Biała trumna i czarna polewka. Branża gastronomiczna protestuje przeciwko decyzjom rządu. „Nikt nie był na to przygotowany” [VIDEO]

Protest branży gastronomicznej/Kielce/Fot. Twitter
Protest branży gastronomicznej/Kielce/Fot. Twitter
REKLAMA

Zgodnie z najnowszym rozporządzeniem rządu dotyczącym funkcjonowania gastronomii, bary i restauracje mają być zamknięte do odwołania. Początkowo władza zakazała serwowania posiłków na miejscu tylko przez dwa tygodnie. przedstawiciele branży gastronomicznej wyszli na ulice.

Pracownicy i właściciele barów i restauracji manifestowali w siedemnastu miastach w Polsce, m.in. w Łodzi, Bydgoszczy i Kielcach.

Część restauratorów przeszła całkowicie do serwowania dań na wynos i z dowozem, inni byli natomiast zmuszeni całkowicie zawiesić działalność do odwołania. Część jeszcze przed końcem października zamknęła lokale.

REKLAMA

Postulaty, jakie przekażemy dzisiaj na ręce premiera to przedstawienie merytorycznego planu wychodzenia z kryzys dla gastronomii na najbliższe 6 miesięcy – mówił koordynator łódzkiego protestu Andrzej Jackowiak.

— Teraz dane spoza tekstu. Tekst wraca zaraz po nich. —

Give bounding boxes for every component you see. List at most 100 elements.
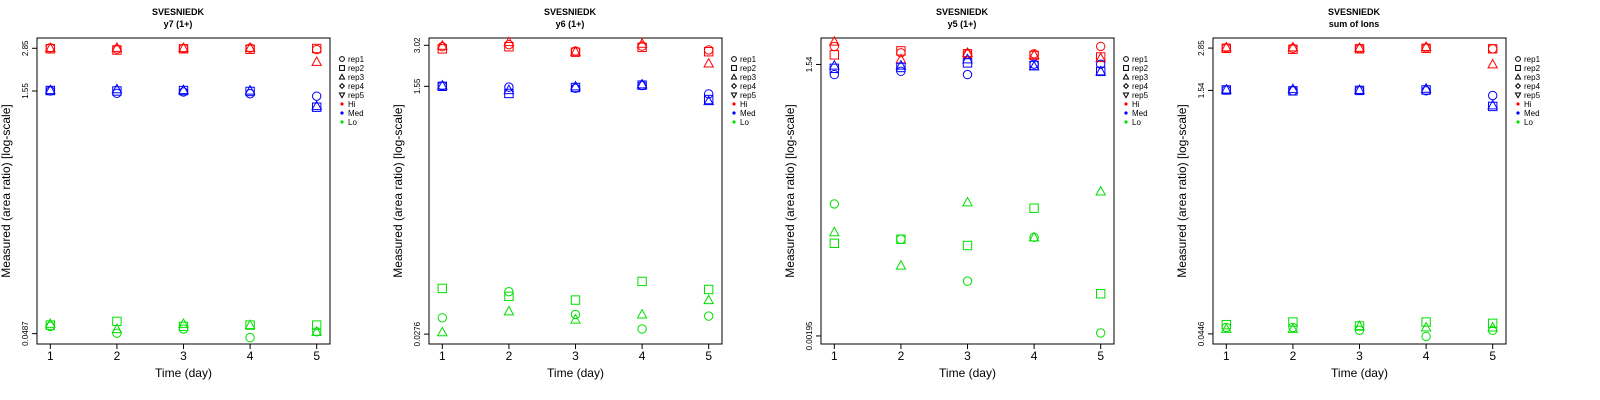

Restauratorzy domagają się zwolnienia ze składek na ubezpieczenie społeczne wszystkich przedsiębiorców oraz osób pracujących w gastronomii.

Chcą ponadto wprowadzenia stałego, jednolitego VAT 8 proc. na wszystkie produkty, żywność, napoje i usługi gastronomiczne, a także stworzenia funduszu wsparcia gastronomii na wzór funduszu dla kultury oraz wprowadzenia tarczy antykryzysowej dla gastronomii – takiej jak w przypadku turystyki.

– Zamknięcie stało się z dnia na dzień. Nikt nie był na to przygotowany. Powstały problemy z zapasami magazynowymi. Tysiące ludzi zostało bez pracy. Dowóz, catering dotyczy małego procenta lokali gastronomicznych. To także stwarza problemy, bo do dowozów trzeba mieć grupę zaufanych odbiorców, środki transportu, których z dnia na dzień się nie nabędzie – podkreślał Jackowiak.

Czarna polewka

Protesty odbywały się także przed urzędem wojewódzkim w Bydgoszczy. Tam odbył się happening z udziałem szefa kuchni, który przyrządził dla przedstawicieli władzy czarną polewkę.

Czarna polewka ma wyraz symboliczny. To ostatnia wieczerza branży gastronomicznej, na którą chcemy zaprosić rządzących. Nie jesteśmy zapraszani do żadnych rozmów. Chcemy wiedzieć co z nami będzie, bo gastronomia pada. Oczekujemy, żeby rząd traktował nas poważnie. To jest jednak bardzo wielka grupa ludzi, którzy boją się o swoją pracę, o swoją przyszłość. Chcemy wiedzieć, jakie plany ma wobec nas rząd – mówił wykonawca performance’u Tomasz Welter z Klubu Szefów Kuchni.

Przy talerzach położono kartki z imionami i nazwiskami polityków. Wśród nich znaleźli się: Mateusz Morawiecki, Jarosław Kaczyński, Jarosław Gowin oraz wiceminister rozwoju, pracy i technologii Olga Semeniuk.

Jak podkreślał Walter, rząd nieustannie zaskakuje restauratorów.

Wcześniej mówiono nam, że restauracje zostają zamknięte na dwa tygodnie, a teraz dowiadujemy się, że będą zamknięte do odwołania, a posiłki można wydawać tylko na wynos. Normalnie dania na wynos stanowią niewielki procent wszystkich potraw serwowanych przez restauracje, np. nikt nie kupuje steka na wynos. W ostatnich miesiącach i tak do restauracji przychodziło niewiele gości – mówił szef kuchni.

Walter złożył także na ręce wicewojewody kujawsko-pomorskiego Józefa Ramlaua petycję restauratorów do rządu. Domagają się w niej m.in. otwarcia lokali.

Wicewojewoda zapewniał, że niezwłocznie przekaże pismo władzom warszawskim. Pochwalił też pokojową formę protestu.

W Kielcach natomiast przeszedł korowód restauratorów, niosących białą trumnę i symboliczne tabliczki.